To welcome Carnival to Barcelona, head to La Rambla in your finest costumes. Theatre group Comediants are once again in charge of 'l'Arribo' (The Arrival), as they perform for Their Majesties Belluga and Tòtil Tocatdelala – as well as for all of us. The Royal Court heads out from in front of Arts Santa Mònica, with the Rambla 'capgrossos' (bigheads), the grotesque emperors of the European courts of Comediants, the Carnival Royal Orchestra, the Gegants Vells from the Casa de la Caritat, and the musicians Ganxets.
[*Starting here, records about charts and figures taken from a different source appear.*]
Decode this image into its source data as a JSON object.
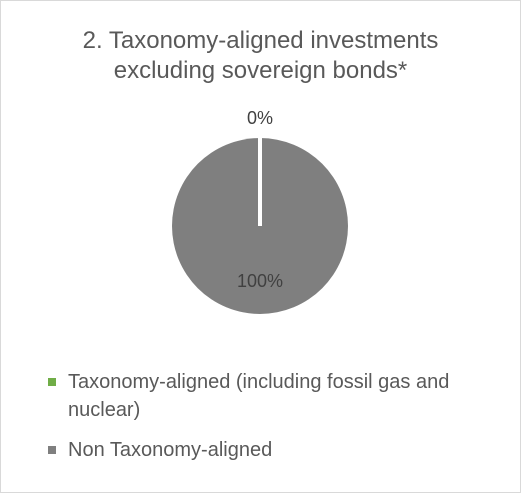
{
  "chart_data": {
    "type": "pie",
    "title_lines": [
      "2. Taxonomy-aligned investments",
      "excluding sovereign bonds*"
    ],
    "categories": [
      "Taxonomy-aligned (including fossil gas and nuclear)",
      "Non Taxonomy-aligned"
    ],
    "values": [
      0,
      100
    ],
    "data_labels": [
      "0%",
      "100%"
    ],
    "colors": [
      "#70ad47",
      "#7f7f7f"
    ],
    "legend_position": "bottom"
  }
}
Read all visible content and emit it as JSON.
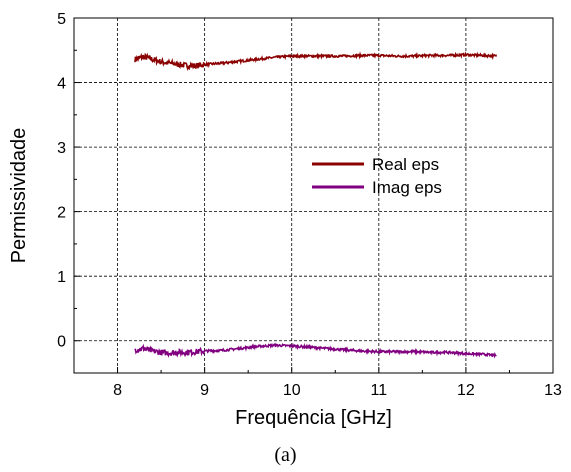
{
  "caption": "(a)",
  "chart_data": {
    "type": "line",
    "title": "",
    "xlabel": "Frequência [GHz]",
    "ylabel": "Permissividade",
    "xlim": [
      7.5,
      13
    ],
    "ylim": [
      -0.5,
      5
    ],
    "xticks": [
      8,
      9,
      10,
      11,
      12,
      13
    ],
    "yticks": [
      0,
      1,
      2,
      3,
      4,
      5
    ],
    "grid": true,
    "legend_position": "center-right",
    "series": [
      {
        "name": "Real eps",
        "color": "#8b0000",
        "x": [
          8.2,
          8.3,
          8.4,
          8.5,
          8.6,
          8.7,
          8.8,
          8.9,
          9.0,
          9.2,
          9.4,
          9.6,
          9.8,
          10.0,
          10.2,
          10.4,
          10.6,
          10.8,
          11.0,
          11.2,
          11.4,
          11.6,
          11.8,
          12.0,
          12.2,
          12.35
        ],
        "y": [
          4.36,
          4.4,
          4.36,
          4.32,
          4.3,
          4.28,
          4.26,
          4.26,
          4.28,
          4.3,
          4.33,
          4.36,
          4.39,
          4.41,
          4.41,
          4.41,
          4.41,
          4.42,
          4.42,
          4.41,
          4.41,
          4.42,
          4.42,
          4.43,
          4.42,
          4.41
        ]
      },
      {
        "name": "Imag eps",
        "color": "#800080",
        "x": [
          8.2,
          8.3,
          8.4,
          8.5,
          8.6,
          8.7,
          8.8,
          8.9,
          9.0,
          9.2,
          9.4,
          9.6,
          9.8,
          10.0,
          10.2,
          10.4,
          10.6,
          10.8,
          11.0,
          11.2,
          11.4,
          11.6,
          11.8,
          12.0,
          12.2,
          12.35
        ],
        "y": [
          -0.14,
          -0.12,
          -0.16,
          -0.18,
          -0.19,
          -0.18,
          -0.18,
          -0.17,
          -0.16,
          -0.15,
          -0.12,
          -0.09,
          -0.07,
          -0.08,
          -0.1,
          -0.12,
          -0.14,
          -0.16,
          -0.17,
          -0.17,
          -0.17,
          -0.18,
          -0.18,
          -0.2,
          -0.21,
          -0.23
        ]
      }
    ]
  }
}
The parade heads up La Rambla, and, dancing and singing, they all arrive at the Palau de la Virreina, where the proclamation is read and the 'taronjada' battle of confetti and fireworks explodes.
Between the 16th and early 17th centuries, Barcelona's Carnival was one of the tops in all of Europe – more for its wild reputation than for its roots in tradition – but all that disappeared under Franco. When the city started celebrating again, it was with bits borrowed from Brazil, all leggy and sequinned, as if Barcelona had forgotten that Brazil initially imported Carnival from here, and not the other way round. Eight years ago, Barcelona decided to bring back its historical and traditional Carnival, with all its glorious satire, dancing and costumes, and especially encouraging the participation of all.
Fat Thursday (Feb 28), the first day of Carnival, sees a big party taking to the streets of the city. As the tradition dictates, Their Majesties Belluga and Tòtil Tocatdelala will make their triumphal entrance at sunset with the Arrival of Carnival at 6pm on La Rambla near Arts Santa Mònica. You'll also see the theatre troupe Comediants in charge of a collective show featuring a festive flavour, masks and plenty of colour. The parade gets underway and heads up to the Palau de la Virreina, from where the King and Queen's ambassadors (who represent the seven historical villas of the city) proclaim their reign for a week of rampant abandon. After the parade, it's time to prepare for the 'taronjada', an innocent 'battle' between the Carnival players and the public of orange balloons and confetti, recalling the actual oranges that were once thrown as far back as the 14th century, and then the first Carnival soirée kicks off!